RL: I think the most meaningful thing to me about lit journals is that they’re a way of forming community without necessarily sharing a space. We can read the work of other writers, and feel close to them, and participate in the dialogues that interest us with people whose work we respect, without being in the same city or state or country. Plus, because they are curated by editors who know something about what’s going on in their field, the quality of work tends to be higher.
CL: Literary publications are a testament to the power of the imagination and the power of language, both of which are undervalued, yet necessary parts of our lives–in order to innovate, to make sense of the nonsensical, to connect with others, to provide wonder or surprise or consolation or astonishment. Literary journals have the potential to find this expression and to share it.
SS: Journals are significant, because they make us keep asking this question. Seriously, what other line of work and craft is there where the participants keep asking themselves, “Is anything that we’re doing relevant?” The fact that we (journals) are so concerned with what it is that moves and thrums in the world is part of what makes us relevant.
2. What do you think about their future?
RL: As long as people write, there will be journals; people will always write, so there will always be journals. The state of printed matter may change, paper may no longer be the medium of choice, but the periodical will persist. If anything, I think the number of small journals has increased even as many large, for-profit magazines collapse. I suspect that trend will continue, and that as more journals pop up they will begin to serve more and more rarefied niche audiences in order to make space for themselves in a vast, variegated landscape.
CL: I think there will always be people for whom stories and poems and words matter. I also think there will be people who want to hold and read a physical book. On the other hand, it’s crucial for journals to recognize that today’s financial and technical realities make print journals an ever-more challenging proposition. Journals themselves will need to be creative in the strategies for disseminating their gems.
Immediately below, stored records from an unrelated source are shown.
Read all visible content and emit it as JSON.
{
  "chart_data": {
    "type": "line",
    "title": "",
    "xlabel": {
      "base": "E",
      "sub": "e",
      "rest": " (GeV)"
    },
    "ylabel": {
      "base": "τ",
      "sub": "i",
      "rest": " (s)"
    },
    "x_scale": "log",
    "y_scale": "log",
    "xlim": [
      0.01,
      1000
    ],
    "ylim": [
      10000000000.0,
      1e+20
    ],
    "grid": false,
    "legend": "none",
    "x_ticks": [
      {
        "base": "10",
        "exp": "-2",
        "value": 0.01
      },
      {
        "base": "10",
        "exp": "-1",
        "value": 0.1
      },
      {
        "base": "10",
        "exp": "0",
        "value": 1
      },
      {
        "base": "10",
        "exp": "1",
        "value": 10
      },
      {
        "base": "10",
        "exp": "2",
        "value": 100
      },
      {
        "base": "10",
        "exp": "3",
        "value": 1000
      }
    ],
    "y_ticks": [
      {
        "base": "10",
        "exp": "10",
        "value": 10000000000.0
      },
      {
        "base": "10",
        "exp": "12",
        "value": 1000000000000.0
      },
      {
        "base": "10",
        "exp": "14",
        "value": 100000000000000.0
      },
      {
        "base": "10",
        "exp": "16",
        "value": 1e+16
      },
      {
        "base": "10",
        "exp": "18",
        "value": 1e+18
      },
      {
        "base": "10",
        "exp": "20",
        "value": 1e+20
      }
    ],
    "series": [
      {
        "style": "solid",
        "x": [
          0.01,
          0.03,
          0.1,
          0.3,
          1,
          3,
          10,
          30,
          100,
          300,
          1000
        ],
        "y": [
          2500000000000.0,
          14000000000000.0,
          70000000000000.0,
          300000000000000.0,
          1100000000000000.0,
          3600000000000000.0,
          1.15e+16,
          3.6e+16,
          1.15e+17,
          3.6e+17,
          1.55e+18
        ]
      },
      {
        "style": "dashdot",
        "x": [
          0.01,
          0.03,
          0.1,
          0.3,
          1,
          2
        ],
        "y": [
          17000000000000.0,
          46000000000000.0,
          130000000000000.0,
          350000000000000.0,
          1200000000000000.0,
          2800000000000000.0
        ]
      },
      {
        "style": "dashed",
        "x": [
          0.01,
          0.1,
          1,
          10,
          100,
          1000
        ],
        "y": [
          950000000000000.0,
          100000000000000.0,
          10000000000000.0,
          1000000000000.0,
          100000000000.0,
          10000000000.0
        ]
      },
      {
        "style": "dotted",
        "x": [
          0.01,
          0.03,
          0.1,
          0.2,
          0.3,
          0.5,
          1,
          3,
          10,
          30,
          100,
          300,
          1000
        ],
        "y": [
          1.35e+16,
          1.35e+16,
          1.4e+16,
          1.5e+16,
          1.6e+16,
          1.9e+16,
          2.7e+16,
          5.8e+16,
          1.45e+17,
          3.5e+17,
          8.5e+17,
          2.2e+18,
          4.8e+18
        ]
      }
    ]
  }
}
SS: Journals will engage their digital alter-egos more intelligently and elegantly; their print counterparts will become more elegant and efficient, embracing their irreplaceable role as art and artifact. The whole idea of what constitutes a “publication” will evolve magnificently.
3. What are some of your favorite journals?
RL: Geist, Works in Progress, One Story, Zoetrope, Alimentum . . . there are so many.
CL: Crazyhorse, A Public Space, DIAGRAM, The Sun, Gulf Coast, Poetry, especially the December issues!
SS: Currently: Narrative Magazine, Brevity, Armchair/Shotgun.
4. What is the last thing you read that you deeply loved/that undid you/that made you want to write RIGHT THEN?
RL: I was deeply inspired by Nathan Englander’s story “What We Talk About When We Talk About Anne Frank” (from his eponymous collection), which came out in The New Yorker last year. I am just so impressed with the way he used Raymond Carver’s “What We Talk About When We Talk About Love” thematically and structurally, without letting his story become at all derivative. His work is clever without being insincere, and has a kind of spare clarity that recalls Carver without imitating him. That story made me think a lot about how we pay homage to the writers we love. I ended up using it as a kind of guide while working on a piece I wrote for the Flannery O’Connor colloquium we had here, called “Good City People.”
CL: A few poems in Todd Boss’s Pitch. Or Brenda Hillman’s Practical Water. Although I was so blown away and intimidated by that one, I don’t know that I could have picked up a pen!
SS: Anything by Gerald Stern or Steve Scafidi or Gianni Celati.